Obama's Climate Change Plan Considered by Appeals Court
States Say EPA Could Hurt Their Economies
A federal appeals court in Washington recently heard arguments about whether to uphold President Obama’s plan to combat global warming by cutting power plant emissions and encouraging clean energy.
During a day-long hearing, industry groups and state attorneys general tried to explain to the U.S. Court of Appeals for the D.C. Circuit why Obama’s Clean Power Plan would be disastrous for the economy.
They accused the Environmental Protection Agency (EPA) of overstepping its authority.
West Virginia Solicitor General Elbert Lin told the judges that the EPA's plan is not about improving the performance of existing power plants.
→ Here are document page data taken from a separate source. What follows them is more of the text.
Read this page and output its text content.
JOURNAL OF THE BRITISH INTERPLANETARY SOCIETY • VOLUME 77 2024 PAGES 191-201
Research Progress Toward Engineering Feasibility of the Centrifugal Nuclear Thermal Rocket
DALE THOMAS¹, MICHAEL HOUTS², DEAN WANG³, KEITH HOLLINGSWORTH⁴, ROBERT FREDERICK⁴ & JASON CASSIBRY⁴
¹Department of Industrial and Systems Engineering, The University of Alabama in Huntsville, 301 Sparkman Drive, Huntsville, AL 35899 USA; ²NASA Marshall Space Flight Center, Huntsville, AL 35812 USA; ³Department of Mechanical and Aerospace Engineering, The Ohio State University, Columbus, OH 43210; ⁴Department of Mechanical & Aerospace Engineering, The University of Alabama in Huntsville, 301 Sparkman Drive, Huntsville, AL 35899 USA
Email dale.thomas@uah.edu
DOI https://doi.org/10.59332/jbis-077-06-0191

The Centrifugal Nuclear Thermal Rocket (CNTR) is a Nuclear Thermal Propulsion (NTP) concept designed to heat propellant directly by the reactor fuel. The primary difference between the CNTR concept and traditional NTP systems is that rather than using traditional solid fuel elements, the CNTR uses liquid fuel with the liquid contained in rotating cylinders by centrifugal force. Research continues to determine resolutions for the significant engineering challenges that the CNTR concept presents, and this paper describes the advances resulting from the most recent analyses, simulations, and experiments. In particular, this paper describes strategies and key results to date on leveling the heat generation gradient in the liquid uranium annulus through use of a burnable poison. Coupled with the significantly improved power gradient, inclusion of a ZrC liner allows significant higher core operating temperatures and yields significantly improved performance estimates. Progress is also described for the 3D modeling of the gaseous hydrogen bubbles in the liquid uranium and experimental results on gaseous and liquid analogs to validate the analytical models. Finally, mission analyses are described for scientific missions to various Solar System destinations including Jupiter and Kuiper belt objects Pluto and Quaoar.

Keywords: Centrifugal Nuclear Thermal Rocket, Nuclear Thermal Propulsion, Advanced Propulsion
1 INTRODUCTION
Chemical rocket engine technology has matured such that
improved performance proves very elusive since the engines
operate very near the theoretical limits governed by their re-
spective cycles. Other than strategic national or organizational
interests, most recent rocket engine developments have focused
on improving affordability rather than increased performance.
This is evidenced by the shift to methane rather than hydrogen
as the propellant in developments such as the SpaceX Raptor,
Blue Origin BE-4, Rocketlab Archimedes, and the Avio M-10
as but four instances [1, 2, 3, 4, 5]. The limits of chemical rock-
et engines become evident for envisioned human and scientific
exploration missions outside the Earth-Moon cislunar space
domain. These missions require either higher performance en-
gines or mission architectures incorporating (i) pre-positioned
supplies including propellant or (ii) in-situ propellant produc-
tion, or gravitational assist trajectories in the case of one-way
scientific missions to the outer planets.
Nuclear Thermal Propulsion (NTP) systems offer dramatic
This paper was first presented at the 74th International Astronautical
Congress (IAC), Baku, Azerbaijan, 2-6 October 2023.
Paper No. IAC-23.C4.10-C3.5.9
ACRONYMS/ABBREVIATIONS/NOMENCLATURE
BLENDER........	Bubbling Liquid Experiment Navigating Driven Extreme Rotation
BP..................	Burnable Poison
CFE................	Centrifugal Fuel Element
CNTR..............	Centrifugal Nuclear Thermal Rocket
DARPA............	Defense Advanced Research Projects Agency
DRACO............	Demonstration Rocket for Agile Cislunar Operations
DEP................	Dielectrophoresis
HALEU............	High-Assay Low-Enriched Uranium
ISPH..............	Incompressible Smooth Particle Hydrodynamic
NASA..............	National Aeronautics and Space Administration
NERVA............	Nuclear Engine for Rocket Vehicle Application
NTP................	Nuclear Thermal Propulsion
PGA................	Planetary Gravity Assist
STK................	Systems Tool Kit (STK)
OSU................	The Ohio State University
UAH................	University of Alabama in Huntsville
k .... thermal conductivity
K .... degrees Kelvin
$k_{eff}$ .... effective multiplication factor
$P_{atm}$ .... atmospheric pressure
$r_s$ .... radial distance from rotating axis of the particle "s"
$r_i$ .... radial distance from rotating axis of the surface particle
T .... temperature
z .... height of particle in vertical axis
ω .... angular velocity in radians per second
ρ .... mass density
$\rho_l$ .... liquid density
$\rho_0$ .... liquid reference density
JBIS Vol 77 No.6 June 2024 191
It's about shutting them down.
West Virginia gets about 96 percent of its electricity from coal-fired plants.
The EPA, environmental groups like the Natural Resources Defense Council and climate scientists strongly support the plan.
It would require states to cut carbon dioxide emissions by one-third by 2030 compared with 2005 levels. The states’ only viable alternatives are solar, wind and nuclear energy power, all of which are more expensive than the coal-fired power plants that emit carbon dioxide.
Other parts of Obama’s plan would impose tougher emission standards on automobiles and airplanes. Polluting industries would be required to reduce mercury and methane emissions.
Justice Department lawyer Eric Hosteler said the EPA's regulations cost-effectively address the key environmental challenge of our time.
Environmental Protection Agency Administrator Gina McCarthy said in a statement the plan is rooted in sound science, implements authorities expressly codified in our laws and is broadly supported by the American people.
However, a brief filed by a coalition of power companies said that rRegardless of the importance of the global issue EPA seeks to address, it may not usurp lawmaking authority that belongs to Congress or judicial power that belongs to the courts.
The power companies were joined by 27 state attorneys general in the case of West Virginia v. Environmental Protection Agency.